Efeito Lava-Jato - Nas entrelinhas

“Assim como o ‘partido fardado’ que emergiu das eleições de 2018 na garupa do presidente Bolsonaro, nada impede que surja um partido togado, ‘lavajatista’, mirando o pleito de 2022”

Armou-se em Brasília um cerco à Operação Lava-Jato, cujas forças-tarefas de Curitiba, Rio de Janeiro, São Paulo e Brasília estão com os dias contados. As polêmicas declarações do procurador-geral da República, Augusto Aras, contra a atuação de seus integrantes foram tão categóricas que não lhe permitem um recuo sem que se transforme numa espécie de rainha da Inglaterra no Ministério Público Federal (MPF). Além disso, foram coadjuvadas pela proposta apresentada pelo presidente do Supremo Tribunal Federal (STF), ministro Dias Toffoli, de quarentena de oito anos para magistrados e procuradores ingressarem na política, tema que prontamente o presidente da Câmara, Rodrigo Maia (DEM-RJ), se dispôs a pôr em pauta no Parlamento.

À margem da discussão sobre os fundamentos jurídicos e a legitimidade das ações mais polêmicas da Lava-Jato, é óbvio que o plano de fundo de toda essa discussão são a liderança e a influência do ex-ministro da Justiça Sergio Moro junto às forças-tarefas. O ex-juiz de Curitiba se mantém como potencial candidato a presidente da República, mesmo fora do governo Bolsonaro. Sua passagem pelo Ministério da Justiça pode ter sido um grande erro do ponto de vista de sua trajetória como magistrado, se ambicionava uma vaga no Supremo, mas funcionou como a porta de sua entrada na política, provavelmente sem volta. A própria crise que o levou a desembarcar do governo Bolsonaro faz parte do roteiro de quem transita para o mundo da política como ela é. Moro é candidatíssimo, e a narrativa da Lava-Jato é o leito natural do rio caudaloso que pode levá-lo à Presidência.

Nesse aspecto, a proposta do ministro Toffoli, que parece estapafúrdia e foi desdenhada pelo vice-presidente Hamilton Mourão, mira a candidatura de Moro, sem dúvida. Não no sentido de tornar inelegível o ex-titular da 13ª Vara Federal de Curitiba, que condenou o ex-presidente Luiz Inácio Lula da Silva no caso do triplex de Guarujá: qualquer nova lei sobre inelegibilidade para magistrados e procuradores não pode ter efeito retroativo.
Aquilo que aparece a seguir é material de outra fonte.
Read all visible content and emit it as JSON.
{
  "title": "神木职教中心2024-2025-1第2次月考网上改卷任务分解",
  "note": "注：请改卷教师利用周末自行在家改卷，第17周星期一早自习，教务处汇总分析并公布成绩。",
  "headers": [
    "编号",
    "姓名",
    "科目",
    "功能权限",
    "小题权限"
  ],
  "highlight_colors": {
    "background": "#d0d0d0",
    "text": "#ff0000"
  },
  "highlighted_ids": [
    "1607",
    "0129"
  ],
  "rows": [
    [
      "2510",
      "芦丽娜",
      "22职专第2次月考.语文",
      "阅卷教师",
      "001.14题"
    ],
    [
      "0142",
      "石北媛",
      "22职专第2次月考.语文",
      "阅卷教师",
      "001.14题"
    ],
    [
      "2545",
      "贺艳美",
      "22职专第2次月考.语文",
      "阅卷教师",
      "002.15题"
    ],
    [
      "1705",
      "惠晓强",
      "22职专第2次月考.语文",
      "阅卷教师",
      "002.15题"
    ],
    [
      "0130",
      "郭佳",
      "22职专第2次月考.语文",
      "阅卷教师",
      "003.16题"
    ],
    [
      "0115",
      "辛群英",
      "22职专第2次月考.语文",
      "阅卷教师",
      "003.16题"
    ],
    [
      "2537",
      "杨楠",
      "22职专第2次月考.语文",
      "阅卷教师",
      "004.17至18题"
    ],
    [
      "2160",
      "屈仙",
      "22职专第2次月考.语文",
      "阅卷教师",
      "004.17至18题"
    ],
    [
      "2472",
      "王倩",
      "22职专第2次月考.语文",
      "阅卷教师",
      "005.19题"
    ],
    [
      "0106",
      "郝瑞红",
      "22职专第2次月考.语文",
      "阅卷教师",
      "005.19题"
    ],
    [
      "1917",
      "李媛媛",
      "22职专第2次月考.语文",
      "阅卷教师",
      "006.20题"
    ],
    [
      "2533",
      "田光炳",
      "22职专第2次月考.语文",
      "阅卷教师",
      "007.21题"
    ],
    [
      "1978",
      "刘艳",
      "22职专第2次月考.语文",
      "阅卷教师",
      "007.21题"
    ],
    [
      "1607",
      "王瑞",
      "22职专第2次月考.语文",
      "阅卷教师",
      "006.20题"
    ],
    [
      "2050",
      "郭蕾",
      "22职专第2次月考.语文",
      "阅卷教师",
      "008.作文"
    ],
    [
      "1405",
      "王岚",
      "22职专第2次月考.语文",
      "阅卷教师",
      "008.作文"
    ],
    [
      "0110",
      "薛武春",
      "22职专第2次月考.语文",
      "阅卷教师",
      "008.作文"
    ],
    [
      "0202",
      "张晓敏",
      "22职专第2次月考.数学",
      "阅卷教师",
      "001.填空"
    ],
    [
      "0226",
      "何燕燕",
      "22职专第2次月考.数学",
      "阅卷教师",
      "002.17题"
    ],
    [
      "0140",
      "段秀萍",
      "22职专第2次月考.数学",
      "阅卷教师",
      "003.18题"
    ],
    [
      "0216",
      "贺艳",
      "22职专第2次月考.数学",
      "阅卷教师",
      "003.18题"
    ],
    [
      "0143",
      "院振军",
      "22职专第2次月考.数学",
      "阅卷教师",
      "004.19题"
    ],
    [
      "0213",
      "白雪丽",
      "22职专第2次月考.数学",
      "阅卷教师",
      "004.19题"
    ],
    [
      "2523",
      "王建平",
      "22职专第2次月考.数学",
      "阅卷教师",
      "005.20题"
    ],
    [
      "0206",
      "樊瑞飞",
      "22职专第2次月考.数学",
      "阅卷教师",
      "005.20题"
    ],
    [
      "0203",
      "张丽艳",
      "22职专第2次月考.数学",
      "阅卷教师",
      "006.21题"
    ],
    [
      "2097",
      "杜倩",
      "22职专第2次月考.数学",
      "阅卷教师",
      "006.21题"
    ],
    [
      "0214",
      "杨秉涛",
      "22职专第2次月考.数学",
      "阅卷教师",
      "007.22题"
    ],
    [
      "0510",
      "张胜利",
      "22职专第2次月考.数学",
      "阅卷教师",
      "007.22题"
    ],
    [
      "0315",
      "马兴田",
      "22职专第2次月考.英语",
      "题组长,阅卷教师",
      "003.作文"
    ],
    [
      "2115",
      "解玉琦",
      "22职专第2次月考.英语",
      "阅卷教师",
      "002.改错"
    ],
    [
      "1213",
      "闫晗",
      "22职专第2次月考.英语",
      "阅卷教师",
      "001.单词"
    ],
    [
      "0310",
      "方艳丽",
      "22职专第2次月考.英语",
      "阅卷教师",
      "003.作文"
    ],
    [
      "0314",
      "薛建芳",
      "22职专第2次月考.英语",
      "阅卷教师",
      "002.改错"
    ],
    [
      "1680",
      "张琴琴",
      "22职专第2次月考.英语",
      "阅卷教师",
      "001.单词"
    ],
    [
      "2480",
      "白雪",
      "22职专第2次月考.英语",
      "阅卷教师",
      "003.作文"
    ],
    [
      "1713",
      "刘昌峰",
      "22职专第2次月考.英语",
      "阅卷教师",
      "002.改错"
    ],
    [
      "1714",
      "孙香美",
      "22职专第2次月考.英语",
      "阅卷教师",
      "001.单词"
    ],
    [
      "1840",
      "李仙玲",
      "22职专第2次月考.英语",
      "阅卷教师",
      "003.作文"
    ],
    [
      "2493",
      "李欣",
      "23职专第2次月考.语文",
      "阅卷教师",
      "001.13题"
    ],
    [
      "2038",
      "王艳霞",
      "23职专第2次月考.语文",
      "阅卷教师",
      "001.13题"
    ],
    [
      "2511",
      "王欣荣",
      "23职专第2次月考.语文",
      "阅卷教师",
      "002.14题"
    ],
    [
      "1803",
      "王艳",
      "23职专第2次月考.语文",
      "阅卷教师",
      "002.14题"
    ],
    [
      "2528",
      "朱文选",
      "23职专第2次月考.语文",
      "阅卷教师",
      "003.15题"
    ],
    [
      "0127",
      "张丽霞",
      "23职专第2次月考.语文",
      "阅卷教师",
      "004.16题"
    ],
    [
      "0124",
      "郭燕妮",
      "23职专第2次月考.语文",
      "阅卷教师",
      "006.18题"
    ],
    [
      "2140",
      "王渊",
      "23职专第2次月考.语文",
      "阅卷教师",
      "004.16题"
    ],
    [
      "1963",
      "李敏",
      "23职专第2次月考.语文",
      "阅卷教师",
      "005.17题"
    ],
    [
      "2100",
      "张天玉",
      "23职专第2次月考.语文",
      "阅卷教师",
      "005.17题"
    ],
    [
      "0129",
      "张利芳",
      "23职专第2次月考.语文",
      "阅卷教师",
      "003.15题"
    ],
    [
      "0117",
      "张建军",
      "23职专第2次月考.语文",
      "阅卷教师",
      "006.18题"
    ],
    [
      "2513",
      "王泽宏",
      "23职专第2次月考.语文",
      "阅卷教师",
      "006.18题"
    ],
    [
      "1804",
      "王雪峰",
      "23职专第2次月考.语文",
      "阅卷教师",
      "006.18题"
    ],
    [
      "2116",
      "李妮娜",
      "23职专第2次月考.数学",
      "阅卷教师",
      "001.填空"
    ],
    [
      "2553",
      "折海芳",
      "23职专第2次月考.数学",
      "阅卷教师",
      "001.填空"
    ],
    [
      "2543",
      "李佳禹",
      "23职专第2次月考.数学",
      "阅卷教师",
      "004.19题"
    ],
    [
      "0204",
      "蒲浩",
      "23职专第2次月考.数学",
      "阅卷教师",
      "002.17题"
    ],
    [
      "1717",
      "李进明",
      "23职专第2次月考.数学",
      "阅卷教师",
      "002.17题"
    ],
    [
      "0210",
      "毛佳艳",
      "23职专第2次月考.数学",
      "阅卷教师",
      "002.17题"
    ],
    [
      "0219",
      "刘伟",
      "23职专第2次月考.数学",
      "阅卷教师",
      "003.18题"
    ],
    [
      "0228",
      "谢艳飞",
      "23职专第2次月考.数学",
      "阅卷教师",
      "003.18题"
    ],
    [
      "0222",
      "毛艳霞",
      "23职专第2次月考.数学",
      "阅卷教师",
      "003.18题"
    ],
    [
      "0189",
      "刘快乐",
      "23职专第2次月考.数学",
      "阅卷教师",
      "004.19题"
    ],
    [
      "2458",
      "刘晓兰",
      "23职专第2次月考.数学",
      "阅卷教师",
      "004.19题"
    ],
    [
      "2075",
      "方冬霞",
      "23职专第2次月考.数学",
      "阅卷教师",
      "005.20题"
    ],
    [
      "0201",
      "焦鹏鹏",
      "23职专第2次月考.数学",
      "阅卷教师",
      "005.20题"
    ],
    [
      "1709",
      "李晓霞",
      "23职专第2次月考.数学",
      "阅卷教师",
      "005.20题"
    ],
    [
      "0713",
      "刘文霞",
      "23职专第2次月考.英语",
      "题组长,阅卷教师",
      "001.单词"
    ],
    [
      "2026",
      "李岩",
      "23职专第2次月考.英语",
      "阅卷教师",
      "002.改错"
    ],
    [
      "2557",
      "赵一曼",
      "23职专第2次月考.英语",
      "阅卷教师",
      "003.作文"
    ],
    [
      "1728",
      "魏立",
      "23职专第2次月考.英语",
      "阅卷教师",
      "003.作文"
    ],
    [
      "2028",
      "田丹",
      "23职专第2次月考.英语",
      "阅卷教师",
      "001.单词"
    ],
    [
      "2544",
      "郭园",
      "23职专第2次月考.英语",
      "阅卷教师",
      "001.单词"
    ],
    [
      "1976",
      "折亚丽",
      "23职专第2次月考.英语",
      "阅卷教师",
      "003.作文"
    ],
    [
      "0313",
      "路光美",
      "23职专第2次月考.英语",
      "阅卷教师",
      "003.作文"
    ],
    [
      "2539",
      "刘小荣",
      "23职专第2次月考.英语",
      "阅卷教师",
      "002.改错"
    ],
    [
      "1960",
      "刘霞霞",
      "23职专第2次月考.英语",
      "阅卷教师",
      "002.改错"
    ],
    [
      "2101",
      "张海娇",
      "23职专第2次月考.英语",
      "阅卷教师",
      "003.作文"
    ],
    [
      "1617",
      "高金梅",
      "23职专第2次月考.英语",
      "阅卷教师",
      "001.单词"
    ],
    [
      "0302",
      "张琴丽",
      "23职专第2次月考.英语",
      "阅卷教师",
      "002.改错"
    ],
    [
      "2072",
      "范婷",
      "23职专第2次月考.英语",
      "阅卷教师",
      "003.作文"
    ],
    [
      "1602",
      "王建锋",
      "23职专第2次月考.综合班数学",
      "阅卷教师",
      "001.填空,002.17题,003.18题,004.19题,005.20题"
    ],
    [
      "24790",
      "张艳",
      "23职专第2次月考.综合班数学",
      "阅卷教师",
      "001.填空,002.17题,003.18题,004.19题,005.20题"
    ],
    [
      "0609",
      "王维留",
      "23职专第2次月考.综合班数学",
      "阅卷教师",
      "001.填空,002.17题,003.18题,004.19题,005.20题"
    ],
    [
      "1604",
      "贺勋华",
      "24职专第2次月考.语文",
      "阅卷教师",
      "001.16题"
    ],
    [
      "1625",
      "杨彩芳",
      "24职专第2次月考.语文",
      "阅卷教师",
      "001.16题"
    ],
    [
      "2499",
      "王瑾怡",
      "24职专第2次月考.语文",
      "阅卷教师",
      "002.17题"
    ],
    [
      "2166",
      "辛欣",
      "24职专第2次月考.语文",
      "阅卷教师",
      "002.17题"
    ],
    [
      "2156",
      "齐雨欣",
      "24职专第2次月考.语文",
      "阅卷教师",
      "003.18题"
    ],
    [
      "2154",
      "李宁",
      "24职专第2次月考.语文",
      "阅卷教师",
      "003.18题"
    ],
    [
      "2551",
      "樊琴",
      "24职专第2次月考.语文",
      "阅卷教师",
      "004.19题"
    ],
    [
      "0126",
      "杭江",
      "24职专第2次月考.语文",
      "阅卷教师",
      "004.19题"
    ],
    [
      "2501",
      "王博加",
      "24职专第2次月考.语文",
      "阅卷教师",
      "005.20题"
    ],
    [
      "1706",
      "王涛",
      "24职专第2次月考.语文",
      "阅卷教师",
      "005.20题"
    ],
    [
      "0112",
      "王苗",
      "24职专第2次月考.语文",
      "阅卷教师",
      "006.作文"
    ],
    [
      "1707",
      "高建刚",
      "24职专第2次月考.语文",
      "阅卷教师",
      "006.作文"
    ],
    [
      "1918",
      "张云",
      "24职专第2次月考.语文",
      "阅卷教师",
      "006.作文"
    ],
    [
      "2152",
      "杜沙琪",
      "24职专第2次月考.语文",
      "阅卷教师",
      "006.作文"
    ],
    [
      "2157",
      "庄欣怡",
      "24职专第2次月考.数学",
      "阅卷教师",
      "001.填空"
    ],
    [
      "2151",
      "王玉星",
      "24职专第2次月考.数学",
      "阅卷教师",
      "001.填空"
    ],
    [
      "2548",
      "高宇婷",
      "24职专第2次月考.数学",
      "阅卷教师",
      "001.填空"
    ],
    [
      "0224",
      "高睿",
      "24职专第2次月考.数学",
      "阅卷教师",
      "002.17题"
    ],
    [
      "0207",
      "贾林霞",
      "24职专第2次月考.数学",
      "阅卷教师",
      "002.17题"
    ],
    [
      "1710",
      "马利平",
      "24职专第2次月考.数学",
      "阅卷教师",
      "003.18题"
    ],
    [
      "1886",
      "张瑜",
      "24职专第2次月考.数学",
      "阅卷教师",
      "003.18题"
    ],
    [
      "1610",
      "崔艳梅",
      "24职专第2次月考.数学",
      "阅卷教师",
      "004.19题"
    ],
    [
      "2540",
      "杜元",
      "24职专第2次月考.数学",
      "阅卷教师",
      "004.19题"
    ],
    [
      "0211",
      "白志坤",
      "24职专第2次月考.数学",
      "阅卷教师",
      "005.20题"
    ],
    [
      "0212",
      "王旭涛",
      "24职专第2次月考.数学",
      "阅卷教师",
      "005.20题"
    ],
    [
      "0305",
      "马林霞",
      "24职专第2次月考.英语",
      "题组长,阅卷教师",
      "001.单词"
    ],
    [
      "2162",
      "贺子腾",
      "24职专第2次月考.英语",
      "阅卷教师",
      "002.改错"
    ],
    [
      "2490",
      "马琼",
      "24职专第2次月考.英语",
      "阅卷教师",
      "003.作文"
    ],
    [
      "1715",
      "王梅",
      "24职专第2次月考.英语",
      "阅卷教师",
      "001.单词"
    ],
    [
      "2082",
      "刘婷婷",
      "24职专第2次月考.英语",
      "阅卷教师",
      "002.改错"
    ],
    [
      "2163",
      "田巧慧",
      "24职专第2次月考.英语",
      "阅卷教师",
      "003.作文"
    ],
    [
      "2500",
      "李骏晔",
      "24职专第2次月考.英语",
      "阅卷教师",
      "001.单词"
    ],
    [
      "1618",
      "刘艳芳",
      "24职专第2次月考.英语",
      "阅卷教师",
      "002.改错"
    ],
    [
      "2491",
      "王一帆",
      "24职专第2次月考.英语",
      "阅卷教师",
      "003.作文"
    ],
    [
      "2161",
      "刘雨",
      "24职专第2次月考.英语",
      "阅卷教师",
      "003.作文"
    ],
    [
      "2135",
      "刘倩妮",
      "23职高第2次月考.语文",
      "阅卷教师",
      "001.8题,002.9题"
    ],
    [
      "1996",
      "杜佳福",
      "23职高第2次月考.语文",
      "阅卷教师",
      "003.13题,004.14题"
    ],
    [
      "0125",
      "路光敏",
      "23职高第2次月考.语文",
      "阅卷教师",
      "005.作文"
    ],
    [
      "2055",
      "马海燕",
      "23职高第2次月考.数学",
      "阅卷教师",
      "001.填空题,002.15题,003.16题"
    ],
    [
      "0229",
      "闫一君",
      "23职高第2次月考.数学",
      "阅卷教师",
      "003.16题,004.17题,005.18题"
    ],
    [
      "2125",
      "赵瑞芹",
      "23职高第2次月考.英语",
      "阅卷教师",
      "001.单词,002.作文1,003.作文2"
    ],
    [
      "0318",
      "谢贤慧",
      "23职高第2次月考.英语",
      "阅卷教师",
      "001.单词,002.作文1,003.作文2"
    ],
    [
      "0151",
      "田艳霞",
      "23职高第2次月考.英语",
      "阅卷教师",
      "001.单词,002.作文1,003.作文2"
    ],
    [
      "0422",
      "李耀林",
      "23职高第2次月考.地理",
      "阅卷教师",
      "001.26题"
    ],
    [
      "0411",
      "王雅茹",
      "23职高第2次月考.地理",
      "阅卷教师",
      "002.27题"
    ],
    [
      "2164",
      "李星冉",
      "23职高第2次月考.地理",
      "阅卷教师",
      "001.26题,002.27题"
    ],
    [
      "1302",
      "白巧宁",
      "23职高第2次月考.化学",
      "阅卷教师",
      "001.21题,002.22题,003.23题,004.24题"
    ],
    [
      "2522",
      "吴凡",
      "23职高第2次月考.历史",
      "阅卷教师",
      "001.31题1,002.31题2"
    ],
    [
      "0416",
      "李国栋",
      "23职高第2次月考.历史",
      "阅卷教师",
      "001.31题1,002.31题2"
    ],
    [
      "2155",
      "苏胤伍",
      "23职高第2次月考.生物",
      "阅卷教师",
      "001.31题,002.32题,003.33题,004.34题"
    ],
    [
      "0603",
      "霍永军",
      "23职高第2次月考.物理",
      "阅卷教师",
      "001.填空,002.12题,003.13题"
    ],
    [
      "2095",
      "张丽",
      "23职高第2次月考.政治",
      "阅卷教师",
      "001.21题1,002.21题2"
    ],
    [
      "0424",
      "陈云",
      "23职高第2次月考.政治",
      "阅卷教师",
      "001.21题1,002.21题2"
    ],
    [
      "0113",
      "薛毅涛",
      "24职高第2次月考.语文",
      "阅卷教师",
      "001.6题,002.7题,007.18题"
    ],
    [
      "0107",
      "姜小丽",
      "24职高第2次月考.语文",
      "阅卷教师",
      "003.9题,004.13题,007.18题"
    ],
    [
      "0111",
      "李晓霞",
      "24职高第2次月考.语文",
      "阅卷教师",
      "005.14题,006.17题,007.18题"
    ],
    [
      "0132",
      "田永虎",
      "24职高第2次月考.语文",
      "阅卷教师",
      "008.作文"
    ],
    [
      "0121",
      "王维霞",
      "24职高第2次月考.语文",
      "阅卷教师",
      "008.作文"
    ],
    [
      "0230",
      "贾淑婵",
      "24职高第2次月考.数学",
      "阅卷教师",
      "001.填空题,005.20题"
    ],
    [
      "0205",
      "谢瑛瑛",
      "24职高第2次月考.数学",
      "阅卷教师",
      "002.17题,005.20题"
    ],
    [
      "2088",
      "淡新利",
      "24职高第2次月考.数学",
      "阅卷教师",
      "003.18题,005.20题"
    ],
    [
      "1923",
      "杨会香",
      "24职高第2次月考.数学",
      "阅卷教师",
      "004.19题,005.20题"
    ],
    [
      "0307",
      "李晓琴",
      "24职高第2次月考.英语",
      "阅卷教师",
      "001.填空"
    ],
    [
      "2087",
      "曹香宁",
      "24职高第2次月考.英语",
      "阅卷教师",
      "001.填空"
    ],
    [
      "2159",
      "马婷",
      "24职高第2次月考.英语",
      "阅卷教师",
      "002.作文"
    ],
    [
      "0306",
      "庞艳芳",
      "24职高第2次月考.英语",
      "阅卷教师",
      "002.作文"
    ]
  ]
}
Mas existe, sim, um clima no Congresso para aprovação de uma lei que tire das eleições de 2022 magistrados e procuradores da Lava-Jato que vierem a deixar a carreira para mergulhar de cabeça na luta política eleitoral. [o ministro Toffoli, vez ou outra, acerta de forma magistral.
Caso da posição que tem sobre a necessidade de quarentena, sugere oito anos, para que magistrados que deixem a magistratura, seja qual for a razão, possam se candidatar a cargos eletivos.
A quarentena de oito anos é extremamente oportuna e contempla uma necessidade.
Se aprovada, evita que magistrados
- especialmente integrantes dos tribunais superiores e do STF - que alcançaram tais posições não por eleições (nos Estados Unidos, uma democracia modelo = considerando que a do Brasil é tão frágil que qualquer um que disser que a 'democracia' no Brasil corre risco, se torna especialista =  é comum eleições para promotor de cidades, chefes de polícia e outros cargos.) 
- alcancem notoriedade por medidas 'diferentes' e sejam eleitos para cargos públicos, sem possuir a competência necessária para um bom desempenho nos mesmos.
Recentemente, tivemos o caso de um ex-ministro do STF que foi relator em um caso importante, se aposentou e, por sentir-se capacitado para tanto, pleiteou ser presidente da República.]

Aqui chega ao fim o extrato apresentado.